For Intro to Media and Reporting
The Power of Leads
by Chip Scanlan Published May 29, 2003 9:19 am Updated Mar. 2, 2011 1:32 pm
When journalists talk about beginnings of stories the word they use is lead. Sometimes it’s spelled “lede,” a throwback to the precomputer age when the word for first paragraphs had to be distinguished from the word for the molten lead used to print newspapers. Leads are the foundation of every news story, no matter what the medium.
An effective lead makes a promise to the reader or viewer: I have something important, something interesting, to tell you. A good lead beckons and invites. It informs, attracts, and entices. If there’s any poetry in journalism, it’s most often found in the lead, as in the classic opening of what could have been a mundane weather forecast:
Snow, followed by small boys on sleds.
When the subject is leads, there’s no shortage of opinions about their role, their preferred length, the rules they should follow or break. But no one disagrees about this enduring fact about lead writing: It’s hard work.
Jack Cappon of The Associated Press called it, rightly, “the agony of square one.”

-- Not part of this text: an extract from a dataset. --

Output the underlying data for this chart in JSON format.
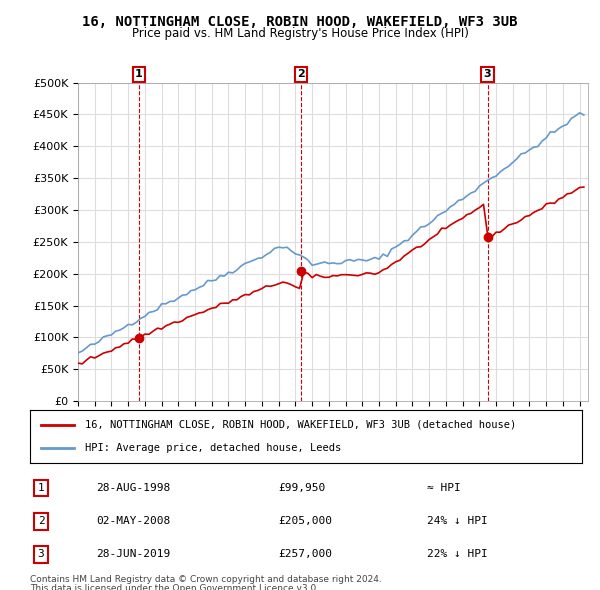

“There is no getting around it, although every writer sometimes wishes there were,” Cappon says. “Every story must have a beginning. A lead. Incubating a lead is a cause of great agony. Why is no mystery. Based on the lead, a reader makes a critical decision: Shall I go on?”
Whether you’re a new reporter or a veteran writing for a newspaper, an online news site, radio, or television news, the ability to sum up a story in a single paragraph or draw the reader in with an anecdote or scene has become a daily job requirement.
Given their importance, it’s not surprising that good leads, and a range of passionate beliefs about their importance and composition, abound in the 25-year history of “Best Newspaper Writing,” the annual collection of award-winning writing selected by the American Society of Newspaper Editors.